Acoplamento e Contratos
Aula 5 — Programação Orientada a Objetos
1 Proposta da Aula
Na Aula 4, aprendemos a conectar objetos via Associação e a rotear tarefas via Delegação. É tentador achar que, tendo separado o código em classes e passado as dependências pelo construtor, o sistema já está desacoplado. Não está — o acoplamento físico (como as classes se instanciam) é só metade do problema. Uma classe pode receber a referência de um colaborador “corretamente” e, ainda assim, invadir a caixa preta dele por dentro.
O roteiro, em quatro perguntas:
- Como uma associação “estruturalmente correta” pode esconder uma violação de encapsulamento?
- Como medir o acoplamento com números, em vez de “sentir” que o código está ruim?
- Quem deve ser responsável por uma tarefa, quando várias classes têm acesso aos dados envolvidos?

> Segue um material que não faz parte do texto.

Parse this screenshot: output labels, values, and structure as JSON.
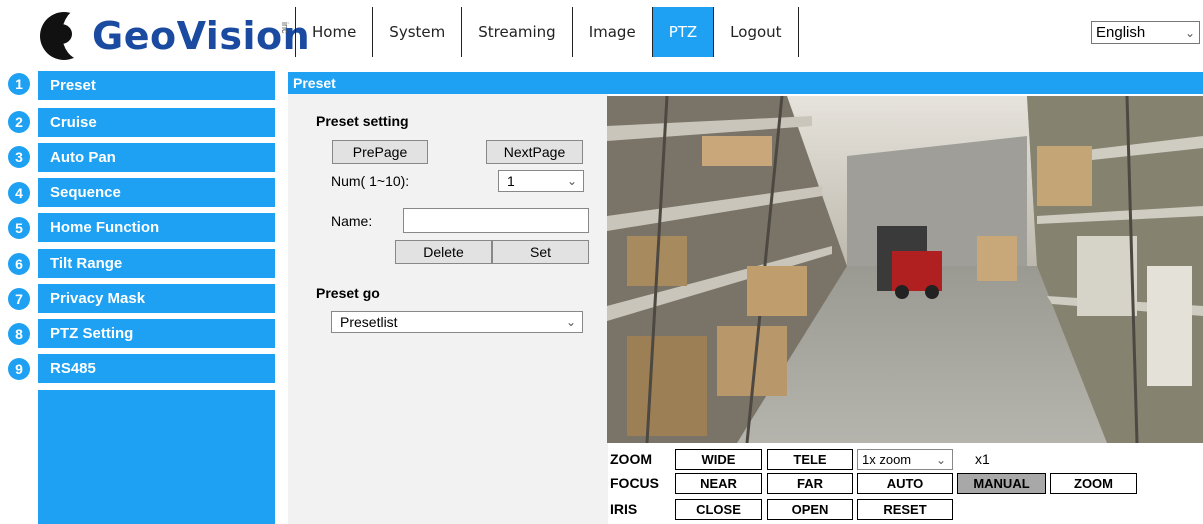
{
  "header": {
    "logo_text": "GeoVision",
    "logo_inc": "inc",
    "nav": [
      "Home",
      "System",
      "Streaming",
      "Image",
      "PTZ",
      "Logout"
    ],
    "active_nav": "PTZ",
    "language": "English"
  },
  "sidebar": {
    "items": [
      {
        "num": "1",
        "label": "Preset"
      },
      {
        "num": "2",
        "label": "Cruise"
      },
      {
        "num": "3",
        "label": "Auto Pan"
      },
      {
        "num": "4",
        "label": "Sequence"
      },
      {
        "num": "5",
        "label": "Home Function"
      },
      {
        "num": "6",
        "label": "Tilt Range"
      },
      {
        "num": "7",
        "label": "Privacy Mask"
      },
      {
        "num": "8",
        "label": "PTZ Setting"
      },
      {
        "num": "9",
        "label": "RS485"
      }
    ]
  },
  "main": {
    "title": "Preset",
    "preset_setting": {
      "heading": "Preset setting",
      "prev_page": "PrePage",
      "next_page": "NextPage",
      "num_label": "Num( 1~10):",
      "num_value": "1",
      "name_label": "Name:",
      "name_value": "",
      "delete": "Delete",
      "set": "Set"
    },
    "preset_go": {
      "heading": "Preset go",
      "select_value": "Presetlist"
    }
  },
  "controls": {
    "zoom": {
      "label": "ZOOM",
      "wide": "WIDE",
      "tele": "TELE",
      "zoom_select": "1x zoom",
      "zoom_value": "x1"
    },
    "focus": {
      "label": "FOCUS",
      "near": "NEAR",
      "far": "FAR",
      "auto": "AUTO",
      "manual": "MANUAL",
      "zoom": "ZOOM",
      "active": "MANUAL"
    },
    "iris": {
      "label": "IRIS",
      "close": "CLOSE",
      "open": "OPEN",
      "reset": "RESET"
    }
  },
  "colors": {
    "accent": "#1ea1f2",
    "logo_blue": "#1a4ba0",
    "panel_bg": "#f2f2f2"
  }
}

- O que fazer quando até a delegação bem-feita ainda deixa o núcleo do sistema refém de uma classe concreta?
2 O Falso Desacoplamento
public class Pedido {
private Carrinho carrinho;
public Pedido(Carrinho carrinho) {
this.carrinho = carrinho; // Associacao estrutural correta
}
// VIOLACAO LOGICA: o Pedido invade a "caixa preta" do Carrinho
public double calcularCustoTotal() {
double total = 0.0;
// Feature Envy: o Pedido inveja os dados do Carrinho
for (Produto p : carrinho.getItens()) {
total += p.precoFinal();
}
return total;
}
}A associação via construtor é estruturalmente correta. O erro está em calcularCustoTotal(): em vez de perguntar ao Carrinho “qual é o seu total?”, o Pedido extrai a lista inteira e faz a conta por fora. Isso é Feature Envy (Inveja de Recursos) — um método mais interessado nos dados de um colaborador do que nos seus próprios. O sintoma é a obsessão por getters; o diagnóstico definitivo é notar que qualquer mudança na estrutura interna do Carrinho (trocar List por Map, por exemplo) forçaria mudanças em Pedido, mesmo os dois estando em arquivos separados.
A cura é Move Method: a lógica de soma pertence a quem tem os dados.
public class Pedido {
private Carrinho carrinho;
public Pedido(Carrinho carrinho) { this.carrinho = carrinho; }
// REFATORACAO: delegacao pura, o "como" e responsabilidade do Carrinho
public double calcularCustoTotal() {
return this.carrinho.getTotal();
}
}O Pedido não sabe mais se o Carrinho itera um ArrayList, consulta em tempo real, ou mantém um saldo já calculado — voltou a ser uma caixa preta de verdade. Sem essa correção, se o marketing decidir uma promoção “Compre 3, Leve 4”, e a lógica de soma estiver espalhada em Pedido, Fatura, Checkout e RelatorioFinanceiro, a mudança precisa ser caçada e repetida em todos eles — a Cirurgia de Espingarda já vista na Aula 4, agora com uma causa raiz mais específica: violação de Tell, Don’t Ask.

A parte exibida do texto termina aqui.